Le titre de ce Psaume nous indique la circonstance de la vie de David qui lui donna l’occasion de le composer ; nous en trouvons le récit dans les livres historiques. 1 S 21.10-16. Mais s’il se rapporte en tout premier lieu à la personne du psalmiste, nous devons toujours nous rappeler que l’Esprit de Dieu qui l’a poussé à écrire ce cantique avait aussi en vue un personnage plus grand que David. Nous dirons donc avec St-Augustin : « Aussi longtemps que tu n’es pas arrivé à voir Jésus-Christ dans ce Psaume, le discours divin ne te dit rien », et avec Horne : « Ces paroles s’appliquent à David poursuivi par ses ennemis, à Jésus-Christ persécuté par les Juifs, à l’Église affligée dans le monde et à l’âme fidèle entourée d’ennemis contre lesquels elle est forcée de soutenir un combat continuel. »
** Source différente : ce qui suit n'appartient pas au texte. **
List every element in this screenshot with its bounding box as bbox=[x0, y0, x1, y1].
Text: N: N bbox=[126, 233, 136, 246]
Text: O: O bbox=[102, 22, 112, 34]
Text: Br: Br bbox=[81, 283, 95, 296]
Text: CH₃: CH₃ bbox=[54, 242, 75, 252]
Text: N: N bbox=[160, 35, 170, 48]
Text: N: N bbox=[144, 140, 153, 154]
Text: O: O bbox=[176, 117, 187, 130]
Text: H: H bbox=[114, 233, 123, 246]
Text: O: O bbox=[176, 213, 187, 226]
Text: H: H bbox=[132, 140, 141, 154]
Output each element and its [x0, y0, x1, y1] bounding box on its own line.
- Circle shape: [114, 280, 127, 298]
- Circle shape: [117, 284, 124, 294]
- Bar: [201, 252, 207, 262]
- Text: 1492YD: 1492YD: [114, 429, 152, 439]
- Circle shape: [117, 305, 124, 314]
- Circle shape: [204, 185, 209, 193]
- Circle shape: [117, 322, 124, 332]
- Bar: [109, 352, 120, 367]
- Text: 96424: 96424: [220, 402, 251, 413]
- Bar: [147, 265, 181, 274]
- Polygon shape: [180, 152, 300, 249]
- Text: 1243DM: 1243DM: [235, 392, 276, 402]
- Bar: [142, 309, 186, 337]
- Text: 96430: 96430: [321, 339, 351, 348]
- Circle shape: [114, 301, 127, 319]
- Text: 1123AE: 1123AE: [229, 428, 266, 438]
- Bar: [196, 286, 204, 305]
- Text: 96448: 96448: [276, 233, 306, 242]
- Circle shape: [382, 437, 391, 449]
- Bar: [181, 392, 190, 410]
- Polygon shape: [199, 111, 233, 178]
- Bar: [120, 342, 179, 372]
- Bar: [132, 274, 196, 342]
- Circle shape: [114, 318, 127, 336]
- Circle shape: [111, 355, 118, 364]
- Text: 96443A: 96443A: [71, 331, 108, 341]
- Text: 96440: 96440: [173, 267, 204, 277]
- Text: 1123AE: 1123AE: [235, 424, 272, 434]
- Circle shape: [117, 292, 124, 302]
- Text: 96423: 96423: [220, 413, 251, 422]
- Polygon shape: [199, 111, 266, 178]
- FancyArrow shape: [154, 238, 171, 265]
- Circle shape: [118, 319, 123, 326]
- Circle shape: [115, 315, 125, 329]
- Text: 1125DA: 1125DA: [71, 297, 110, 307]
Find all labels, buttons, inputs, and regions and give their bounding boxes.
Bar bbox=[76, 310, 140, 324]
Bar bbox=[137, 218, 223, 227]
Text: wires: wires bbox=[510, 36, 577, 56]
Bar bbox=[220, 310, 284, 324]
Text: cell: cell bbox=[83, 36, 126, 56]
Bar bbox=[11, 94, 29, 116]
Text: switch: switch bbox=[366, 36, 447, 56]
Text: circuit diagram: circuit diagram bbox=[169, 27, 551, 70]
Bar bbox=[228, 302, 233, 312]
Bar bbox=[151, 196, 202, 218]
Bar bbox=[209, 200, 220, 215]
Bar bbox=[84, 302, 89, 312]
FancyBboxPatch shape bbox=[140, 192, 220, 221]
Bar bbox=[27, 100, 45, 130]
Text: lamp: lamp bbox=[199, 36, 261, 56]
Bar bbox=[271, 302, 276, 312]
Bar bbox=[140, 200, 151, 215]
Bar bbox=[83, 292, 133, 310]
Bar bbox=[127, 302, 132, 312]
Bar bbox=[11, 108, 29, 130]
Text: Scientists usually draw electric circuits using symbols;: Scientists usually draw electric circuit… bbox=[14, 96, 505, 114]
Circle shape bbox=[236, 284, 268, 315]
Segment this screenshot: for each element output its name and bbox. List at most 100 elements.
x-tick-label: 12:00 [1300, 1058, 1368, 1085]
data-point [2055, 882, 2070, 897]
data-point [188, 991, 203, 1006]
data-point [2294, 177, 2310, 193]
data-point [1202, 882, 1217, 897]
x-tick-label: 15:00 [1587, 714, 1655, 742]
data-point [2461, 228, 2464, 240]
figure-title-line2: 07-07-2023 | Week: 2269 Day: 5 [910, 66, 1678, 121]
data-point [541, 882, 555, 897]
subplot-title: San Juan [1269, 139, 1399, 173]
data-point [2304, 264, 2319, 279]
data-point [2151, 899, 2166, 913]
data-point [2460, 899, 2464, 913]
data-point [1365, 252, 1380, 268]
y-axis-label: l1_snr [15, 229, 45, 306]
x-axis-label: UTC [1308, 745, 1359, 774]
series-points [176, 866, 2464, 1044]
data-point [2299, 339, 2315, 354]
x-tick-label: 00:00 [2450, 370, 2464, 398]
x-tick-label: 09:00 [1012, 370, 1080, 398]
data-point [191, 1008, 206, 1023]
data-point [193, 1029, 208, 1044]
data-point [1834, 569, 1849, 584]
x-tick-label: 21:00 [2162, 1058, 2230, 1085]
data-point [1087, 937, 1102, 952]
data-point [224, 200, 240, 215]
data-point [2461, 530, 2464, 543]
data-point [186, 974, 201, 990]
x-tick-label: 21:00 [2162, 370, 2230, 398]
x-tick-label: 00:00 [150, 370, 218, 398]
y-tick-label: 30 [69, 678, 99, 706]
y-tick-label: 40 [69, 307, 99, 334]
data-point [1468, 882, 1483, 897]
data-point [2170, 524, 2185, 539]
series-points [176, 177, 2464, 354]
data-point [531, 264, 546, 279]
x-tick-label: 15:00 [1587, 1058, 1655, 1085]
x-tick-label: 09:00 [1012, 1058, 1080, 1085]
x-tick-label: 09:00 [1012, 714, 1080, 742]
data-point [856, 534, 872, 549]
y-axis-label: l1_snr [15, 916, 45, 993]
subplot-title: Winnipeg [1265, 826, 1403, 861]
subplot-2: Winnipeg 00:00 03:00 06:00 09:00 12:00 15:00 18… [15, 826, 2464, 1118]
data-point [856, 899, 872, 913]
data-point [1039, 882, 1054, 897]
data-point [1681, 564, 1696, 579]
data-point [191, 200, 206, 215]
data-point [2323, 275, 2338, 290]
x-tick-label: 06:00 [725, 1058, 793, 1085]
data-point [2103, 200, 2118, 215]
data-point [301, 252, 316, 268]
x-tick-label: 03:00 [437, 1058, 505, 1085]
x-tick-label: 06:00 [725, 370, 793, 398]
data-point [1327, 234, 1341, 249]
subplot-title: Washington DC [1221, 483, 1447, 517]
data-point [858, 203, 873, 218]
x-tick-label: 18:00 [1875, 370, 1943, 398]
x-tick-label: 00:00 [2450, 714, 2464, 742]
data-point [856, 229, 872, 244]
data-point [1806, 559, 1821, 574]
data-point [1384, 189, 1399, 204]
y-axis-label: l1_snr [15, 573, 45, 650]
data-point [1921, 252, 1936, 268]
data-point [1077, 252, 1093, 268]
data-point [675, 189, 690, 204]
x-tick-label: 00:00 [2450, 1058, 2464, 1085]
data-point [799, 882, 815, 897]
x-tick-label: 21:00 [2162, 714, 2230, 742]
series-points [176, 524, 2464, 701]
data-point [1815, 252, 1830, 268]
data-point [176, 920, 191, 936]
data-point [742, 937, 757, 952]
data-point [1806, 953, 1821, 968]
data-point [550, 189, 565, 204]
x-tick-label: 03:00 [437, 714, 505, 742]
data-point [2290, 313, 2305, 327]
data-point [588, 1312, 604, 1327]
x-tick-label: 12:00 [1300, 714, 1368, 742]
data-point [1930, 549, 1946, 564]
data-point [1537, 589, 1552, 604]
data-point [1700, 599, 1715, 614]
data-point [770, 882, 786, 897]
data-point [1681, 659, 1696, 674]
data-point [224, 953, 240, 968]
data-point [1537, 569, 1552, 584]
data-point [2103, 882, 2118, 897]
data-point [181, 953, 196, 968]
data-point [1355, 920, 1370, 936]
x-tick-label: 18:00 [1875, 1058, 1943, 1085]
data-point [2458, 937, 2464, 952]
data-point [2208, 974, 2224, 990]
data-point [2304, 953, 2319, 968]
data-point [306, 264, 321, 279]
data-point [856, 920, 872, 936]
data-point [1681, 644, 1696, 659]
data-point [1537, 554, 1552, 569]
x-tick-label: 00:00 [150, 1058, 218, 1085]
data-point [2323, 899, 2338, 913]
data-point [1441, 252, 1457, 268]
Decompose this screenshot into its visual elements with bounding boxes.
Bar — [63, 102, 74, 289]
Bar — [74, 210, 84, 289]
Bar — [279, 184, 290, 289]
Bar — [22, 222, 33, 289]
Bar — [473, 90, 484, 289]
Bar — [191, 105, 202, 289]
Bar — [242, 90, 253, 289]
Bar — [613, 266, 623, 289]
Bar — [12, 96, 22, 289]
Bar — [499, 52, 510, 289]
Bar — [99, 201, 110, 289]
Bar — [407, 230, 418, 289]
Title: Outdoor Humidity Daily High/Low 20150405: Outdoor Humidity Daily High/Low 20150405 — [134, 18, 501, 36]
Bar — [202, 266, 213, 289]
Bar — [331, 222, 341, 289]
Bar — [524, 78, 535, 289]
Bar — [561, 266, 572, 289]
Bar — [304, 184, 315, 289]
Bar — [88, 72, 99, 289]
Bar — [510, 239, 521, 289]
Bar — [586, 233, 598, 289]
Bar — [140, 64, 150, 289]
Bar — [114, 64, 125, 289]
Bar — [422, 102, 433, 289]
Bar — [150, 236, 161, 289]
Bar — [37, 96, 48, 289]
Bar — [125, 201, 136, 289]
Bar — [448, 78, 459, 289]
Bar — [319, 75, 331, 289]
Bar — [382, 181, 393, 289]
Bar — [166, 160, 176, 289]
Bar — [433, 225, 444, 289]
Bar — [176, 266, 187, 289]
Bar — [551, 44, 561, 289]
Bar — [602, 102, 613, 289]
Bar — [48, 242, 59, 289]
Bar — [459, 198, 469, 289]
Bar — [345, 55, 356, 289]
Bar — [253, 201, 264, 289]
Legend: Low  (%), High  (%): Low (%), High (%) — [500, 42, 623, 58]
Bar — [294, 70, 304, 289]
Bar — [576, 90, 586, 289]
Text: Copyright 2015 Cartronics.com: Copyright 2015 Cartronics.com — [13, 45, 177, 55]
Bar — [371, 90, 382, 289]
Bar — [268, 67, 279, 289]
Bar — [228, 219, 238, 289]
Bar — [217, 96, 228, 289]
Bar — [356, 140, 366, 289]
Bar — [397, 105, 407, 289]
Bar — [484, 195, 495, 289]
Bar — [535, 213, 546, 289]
On peut distinguer trois strophes. Dans les deux premières (2-4 et 6-10), le psalmiste demande à Dieu de le délivrer de ses cruels ennemis et se réjouit dans la ferme espérance d’être exaucé. Dans la troisième (13-14), il s’engage à témoigner à Dieu sa reconnaissance par des sacrifices et des actions de grâces. Le verset 5 d’une part et les versets 11 et 12 d’autre part forment une sorte de refrain qui sépare la première strophe de la seconde et la seconde de la troisième.

Il y a dans le titre quelques mots dont on ne peut pas déterminer le sens avec une parfaite certitude à cause de l’extrême concision de l’original. La traduction que nous donnons est celle de la version chaldéenne, des rabbins Kimchi et Jarchi, et de la plupart des exégètes modernes. Le psalmiste, forcé de chercher un refuge sur une terre étrangère et de souffrir en silence, s’est représenté lui-même sous l’image d’une colombe. La même image se trouve dans le Psaume précédent (v. 7), et nous avons déjà vu David (Ps 11) se comparer à un oiseau. À l’occasion de ce titre, St-Augustin fait une remarque générale sur l’utilité des titres des Psaumes et sur l’attention qu’ils méritent. « Lorsque nous sommes sur le point d’entrer dans une maison, nous regardons ce qui est écrit au-dessus de la porte, afin de savoir à qui elle appartient et de ne pas risquer d’entrer là où nous ne devrions pas entrer. C’est dans la même intention que nous devons considérer avec soin ce qui est écrit sur la porte de ce Psaume. » — Sur les mots Cantique d’or, voyez l’explication du titre de Ps l6.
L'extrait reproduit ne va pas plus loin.